Вот в потоке этой вымороченной обескровленной для героя жизни и происходит с ним то главное, что, собственно, и образует сюжет повести - ничем внешне вроде как не мотивированное созревание и возмужание души. Рождение личности. Это при том, повторяю, что мир вокруг героя почти неподвижен. Взволновать по-настоящему его может очень немногое. Ну, например, снег. Всегда разный, всегда в каждом обличии незнакомый и абсолютно живой. Снег как весть оттуда - периферийный как бы мотив, отработан в повести почти с чеховской ("Дама с собачкой") пронзительностью.

Или явление женщины. Герой, естественно, влюблен. В подругу своего приятеля Юлю. Ему до поры до времени ничего не мешает прозревать в ней и переживать сокрушительную силу женственности. Ему в голову не приходит, что по человеческим своим качествам девушка, воплощающая для него образ вот этой вечной жизнетворящей энергии, может оказаться неизмеримо мельче и беднее того, от чего представительствует. Тем сокрушительнее в финале переживаемый героем облом.

Сюжет с любовью героя пересекается в повести со специфической вариацией сюжета свободы. Реально свобода, близость другого мира, волнующая героя, так сказать, платонически, явлена ему еще и полуподпольной жизнью городка. Контрабандой. Это сладкое слово, связанное для героя поначалу с тем же, например, рассматриванием конверта виниловой пластинки, возникает вдруг в совершенно другом контексте - арест приятеля, обыск в его комнате, на котором в качестве понятого присутствует герой, допросом в ОБХСС. Романтическое, становясь бытовым, ведет героя в неожиданном для него направлении - во время обыска он видит перед собой груду упакованных в целлофан кроссовок, джинсов, аудиокассет, сигарет и т.д., которые в данном случае предстают перед ним товаром. Он видит пачки денег - вот так разом - четыре тысячи рублей. Деньги, немыслимые в той жизни, эквивалент трехлетней зарплаты (и жизни) целой семьи, особого достоинства, особой независимости человека от социалистического социума. И вот к этой специфической материализации свободы, капиталу, герой не может не чувствовать невольного уважения.

Естественным продолжением этого сюжета становится его первый после ареста приятеля разговор с Юлей, от которой он, похолодев от неожиданности, услышал следующее:

"...Как же так... ведь Валерий Арнольдович... ведь с ним поделились тоже.. сука... суки ненасытные... шакалье... яйца бы оторвать им всем..."

Но герой еще не понял до конца, что ему показывают, с чем он столкнулся.
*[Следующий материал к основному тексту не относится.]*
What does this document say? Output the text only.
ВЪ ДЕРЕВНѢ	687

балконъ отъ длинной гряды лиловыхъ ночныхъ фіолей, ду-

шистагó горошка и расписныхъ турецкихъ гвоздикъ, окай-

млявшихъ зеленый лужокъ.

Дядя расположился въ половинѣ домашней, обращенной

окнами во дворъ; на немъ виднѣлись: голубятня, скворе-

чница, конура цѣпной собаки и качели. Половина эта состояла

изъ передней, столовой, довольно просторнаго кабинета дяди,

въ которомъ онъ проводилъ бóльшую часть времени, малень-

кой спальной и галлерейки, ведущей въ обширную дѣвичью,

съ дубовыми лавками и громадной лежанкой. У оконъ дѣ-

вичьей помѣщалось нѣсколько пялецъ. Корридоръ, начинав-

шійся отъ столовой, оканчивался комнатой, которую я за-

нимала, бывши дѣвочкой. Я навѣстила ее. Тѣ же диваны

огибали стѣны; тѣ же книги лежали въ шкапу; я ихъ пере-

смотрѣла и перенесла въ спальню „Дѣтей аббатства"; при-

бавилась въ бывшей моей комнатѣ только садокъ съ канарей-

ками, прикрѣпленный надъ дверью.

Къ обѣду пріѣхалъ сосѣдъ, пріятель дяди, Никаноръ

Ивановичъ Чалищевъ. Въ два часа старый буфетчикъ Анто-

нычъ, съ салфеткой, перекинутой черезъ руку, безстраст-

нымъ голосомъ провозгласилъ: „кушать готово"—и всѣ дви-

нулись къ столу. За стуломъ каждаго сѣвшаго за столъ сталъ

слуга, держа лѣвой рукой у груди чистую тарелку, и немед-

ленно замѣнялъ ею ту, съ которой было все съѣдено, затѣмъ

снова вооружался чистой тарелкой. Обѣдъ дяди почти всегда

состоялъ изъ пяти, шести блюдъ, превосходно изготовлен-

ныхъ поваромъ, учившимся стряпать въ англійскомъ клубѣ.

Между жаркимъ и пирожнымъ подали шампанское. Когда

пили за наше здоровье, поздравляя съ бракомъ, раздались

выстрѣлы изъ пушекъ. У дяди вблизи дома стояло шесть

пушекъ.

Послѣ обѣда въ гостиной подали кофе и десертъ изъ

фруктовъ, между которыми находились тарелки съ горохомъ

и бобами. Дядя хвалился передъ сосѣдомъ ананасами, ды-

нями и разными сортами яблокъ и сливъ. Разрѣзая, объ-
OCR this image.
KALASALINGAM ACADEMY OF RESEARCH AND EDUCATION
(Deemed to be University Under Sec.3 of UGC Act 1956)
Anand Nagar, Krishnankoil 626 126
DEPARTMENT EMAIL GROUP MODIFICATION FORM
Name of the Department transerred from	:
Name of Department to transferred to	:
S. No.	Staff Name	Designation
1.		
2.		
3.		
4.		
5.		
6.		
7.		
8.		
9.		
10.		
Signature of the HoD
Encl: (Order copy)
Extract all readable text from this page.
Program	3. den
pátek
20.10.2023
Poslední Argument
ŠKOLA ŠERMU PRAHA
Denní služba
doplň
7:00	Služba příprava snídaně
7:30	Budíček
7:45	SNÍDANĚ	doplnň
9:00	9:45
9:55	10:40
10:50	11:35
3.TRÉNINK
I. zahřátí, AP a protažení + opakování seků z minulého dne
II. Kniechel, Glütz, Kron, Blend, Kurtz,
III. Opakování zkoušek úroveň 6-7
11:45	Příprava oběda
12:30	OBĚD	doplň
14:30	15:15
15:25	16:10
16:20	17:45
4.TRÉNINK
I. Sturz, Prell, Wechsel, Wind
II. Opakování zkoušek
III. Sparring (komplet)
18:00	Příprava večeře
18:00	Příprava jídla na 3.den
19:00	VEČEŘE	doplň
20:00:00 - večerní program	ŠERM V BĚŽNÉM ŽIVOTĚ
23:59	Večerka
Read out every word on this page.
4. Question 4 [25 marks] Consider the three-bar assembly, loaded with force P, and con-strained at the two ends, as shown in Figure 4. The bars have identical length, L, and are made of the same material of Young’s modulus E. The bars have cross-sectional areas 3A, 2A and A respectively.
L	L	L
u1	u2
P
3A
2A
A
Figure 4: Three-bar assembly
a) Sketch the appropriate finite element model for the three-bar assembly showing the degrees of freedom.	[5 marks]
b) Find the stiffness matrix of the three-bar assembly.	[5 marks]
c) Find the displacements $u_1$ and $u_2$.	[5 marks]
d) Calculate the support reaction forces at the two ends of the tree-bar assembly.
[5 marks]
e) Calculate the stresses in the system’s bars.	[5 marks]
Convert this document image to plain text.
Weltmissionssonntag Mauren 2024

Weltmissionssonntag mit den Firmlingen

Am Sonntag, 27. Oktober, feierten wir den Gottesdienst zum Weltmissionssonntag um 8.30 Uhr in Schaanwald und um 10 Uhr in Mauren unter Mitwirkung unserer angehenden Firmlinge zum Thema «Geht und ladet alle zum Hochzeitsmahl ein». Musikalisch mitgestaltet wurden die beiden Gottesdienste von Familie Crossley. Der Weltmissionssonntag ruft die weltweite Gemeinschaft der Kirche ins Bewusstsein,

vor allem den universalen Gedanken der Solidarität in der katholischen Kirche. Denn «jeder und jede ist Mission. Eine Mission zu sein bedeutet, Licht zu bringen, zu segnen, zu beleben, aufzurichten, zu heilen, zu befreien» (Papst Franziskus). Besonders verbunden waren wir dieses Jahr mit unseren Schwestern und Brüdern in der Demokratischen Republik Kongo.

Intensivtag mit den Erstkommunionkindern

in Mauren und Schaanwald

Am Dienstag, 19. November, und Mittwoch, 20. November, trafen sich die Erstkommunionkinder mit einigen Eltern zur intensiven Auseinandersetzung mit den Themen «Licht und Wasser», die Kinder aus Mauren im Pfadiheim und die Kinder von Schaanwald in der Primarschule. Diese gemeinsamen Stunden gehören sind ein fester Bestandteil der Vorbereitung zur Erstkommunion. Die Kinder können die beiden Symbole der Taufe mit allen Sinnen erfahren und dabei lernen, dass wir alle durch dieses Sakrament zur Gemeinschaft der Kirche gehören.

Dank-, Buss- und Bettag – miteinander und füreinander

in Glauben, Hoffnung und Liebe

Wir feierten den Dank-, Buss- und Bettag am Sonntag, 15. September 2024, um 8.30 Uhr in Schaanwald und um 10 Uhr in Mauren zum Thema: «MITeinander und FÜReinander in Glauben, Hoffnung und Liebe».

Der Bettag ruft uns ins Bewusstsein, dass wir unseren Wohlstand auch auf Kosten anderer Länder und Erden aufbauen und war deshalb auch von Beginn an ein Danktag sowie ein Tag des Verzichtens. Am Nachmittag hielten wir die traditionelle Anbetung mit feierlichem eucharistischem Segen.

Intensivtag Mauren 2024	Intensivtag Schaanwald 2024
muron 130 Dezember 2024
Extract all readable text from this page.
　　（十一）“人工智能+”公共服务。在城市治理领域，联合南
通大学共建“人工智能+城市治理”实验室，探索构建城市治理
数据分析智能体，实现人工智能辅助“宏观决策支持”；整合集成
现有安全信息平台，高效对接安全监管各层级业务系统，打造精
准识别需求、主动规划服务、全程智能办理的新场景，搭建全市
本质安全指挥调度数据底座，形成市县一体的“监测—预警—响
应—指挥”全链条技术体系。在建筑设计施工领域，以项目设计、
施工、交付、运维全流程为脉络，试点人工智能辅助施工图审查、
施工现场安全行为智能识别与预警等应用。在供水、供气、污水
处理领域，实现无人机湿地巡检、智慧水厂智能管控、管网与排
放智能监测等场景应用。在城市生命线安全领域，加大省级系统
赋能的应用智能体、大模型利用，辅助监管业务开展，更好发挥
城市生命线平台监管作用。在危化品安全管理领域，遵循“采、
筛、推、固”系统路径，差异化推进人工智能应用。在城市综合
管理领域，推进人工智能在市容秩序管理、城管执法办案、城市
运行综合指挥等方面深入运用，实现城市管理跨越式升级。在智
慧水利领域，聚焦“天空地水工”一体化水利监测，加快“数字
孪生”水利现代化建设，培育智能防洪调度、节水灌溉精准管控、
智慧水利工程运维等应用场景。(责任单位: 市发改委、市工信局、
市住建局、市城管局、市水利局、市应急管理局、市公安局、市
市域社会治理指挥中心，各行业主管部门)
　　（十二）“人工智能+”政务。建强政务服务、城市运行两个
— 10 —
Понадобился еще один жесткий, но необходимый урок: приняв приглашение поехать за город для уединенного купания и тем вдохновив героя на объяснение (так сказать, деятельное) в любви, Юля отрезвляет героя самым радикальным образом - она пытается утопить его:

"...Ты с ума сошла, что ли?... я же мог утонуть" - "...Было бы хорошо, если б ты утонул <...> потому что тебе хорошо сейчас, Коля, а Валера мой... из-за твоих показаний... на зоне... понял теперь?... Иуда".

Для героя наконец-то все встает на свои места - он познает уже не только умом, но и, так сказать, нутром, что такое свобода. Он узнает, что оттенков в этом слове бездна. Что свобода может быть прекрасной настолько же, насколько и ужасной. И самое главное: свобода необходима только взрослому, распростившемуся с инфантильными мечтаниями о мире. Для инфантильного человека свобода - бич божий.

...Мне легко представить, как разочарованы будут читатели, по привычке изготовившиеся в процессе чтения включиться в сопереживание с героем его "будней молодого ученого", его молодого томления и любовного трепета и т.д. Но нет - "знобящая новость миров в изголовье", явленная в искрящемся новизной "молодежном письме" новейшей "молодежной прозы", здесь отсутствует. Это действительно другая проза, мужественная, взрослая - без тинейджерской пикантности и мелодраматичных молодежных напрягов.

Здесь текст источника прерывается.